Introduction
In this article, we will discuss the significance of optimizing your database connections in accordance with your available resources. We highly recommend utilizing an external PostgreSQL database server for production instances of Xray.
By default, PostgreSQL's max_connections setting is configured to 100, which denotes the maximum number of concurrent connections it can support. However, Xray microservices may require more than 170 simultaneous connections under heavy load. The default configuration settings are outlined below. You can update the values in your system.yaml file and restart the server to apply the new connection configuration.
server:
database:
maxOpenConnections: 60
analysis:
database:
maxOpenConnections: 30
indexer:
database:
maxOpenConnections: 30
persist:
database:
maxOpenConnections: 30
Note:
It is recommended to maintain a server-to-services ratio of 2:1
You have the option to increase the default values, as most of the production level database instances can support more than 170 concurrent connections. To determine the appropriate max_connections setting for your database, you can perform calculations based on your system's specifications.
For example, the current max_connections setting for an RDS MySQL instance defaults to {DBInstanceClassMemory / 12582880}. If you are using a t2.micro instance with 512 MB of RAM, the maximum number of connections would be calculated as follows: (512×1024×1024)/12582880≈40, and so forth.
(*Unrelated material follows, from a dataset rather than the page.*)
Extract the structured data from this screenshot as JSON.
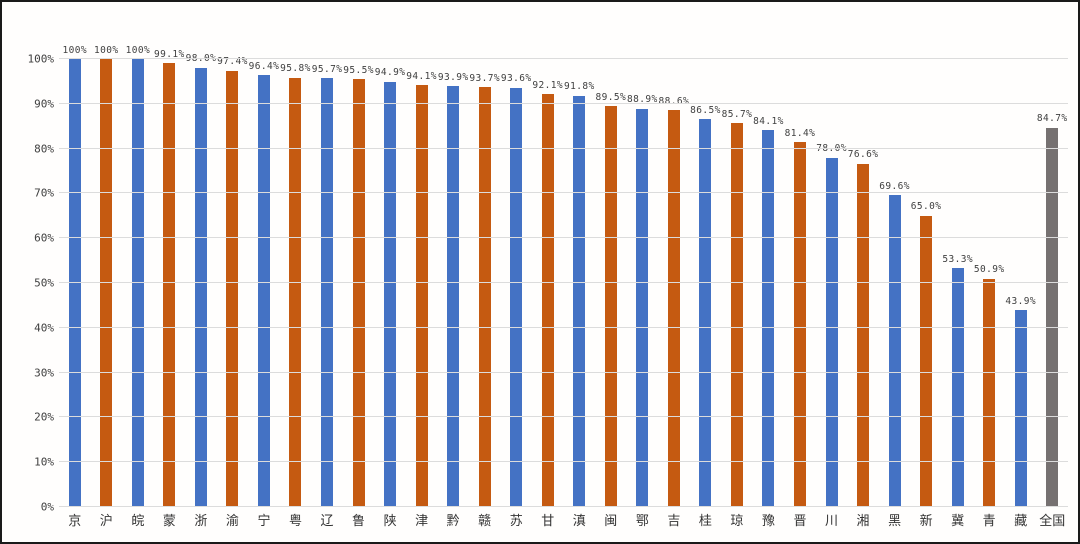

Calculation for HA Xray nodes:
If you are on a HA cluster for Xray, then you have to use the formula below:
Total # of connections = (number of nodes) * (maxOpenConnServer + maxOpenConnPersist + maxOpenConnAnalysis + maxOpenConnIndexer) + 50;
If you are operating two nodes with the default maxOpenConnections settings from Xray, the max_connections value in your database should be set to 400, based on the specified formula. If you choose to increase the default maxOpenConnections for Xray's services, you can recalculate and adjust the max_connections value accordingly.
This approach aims to optimize resource utilization and prevent bottlenecks when running the application with the default configurations.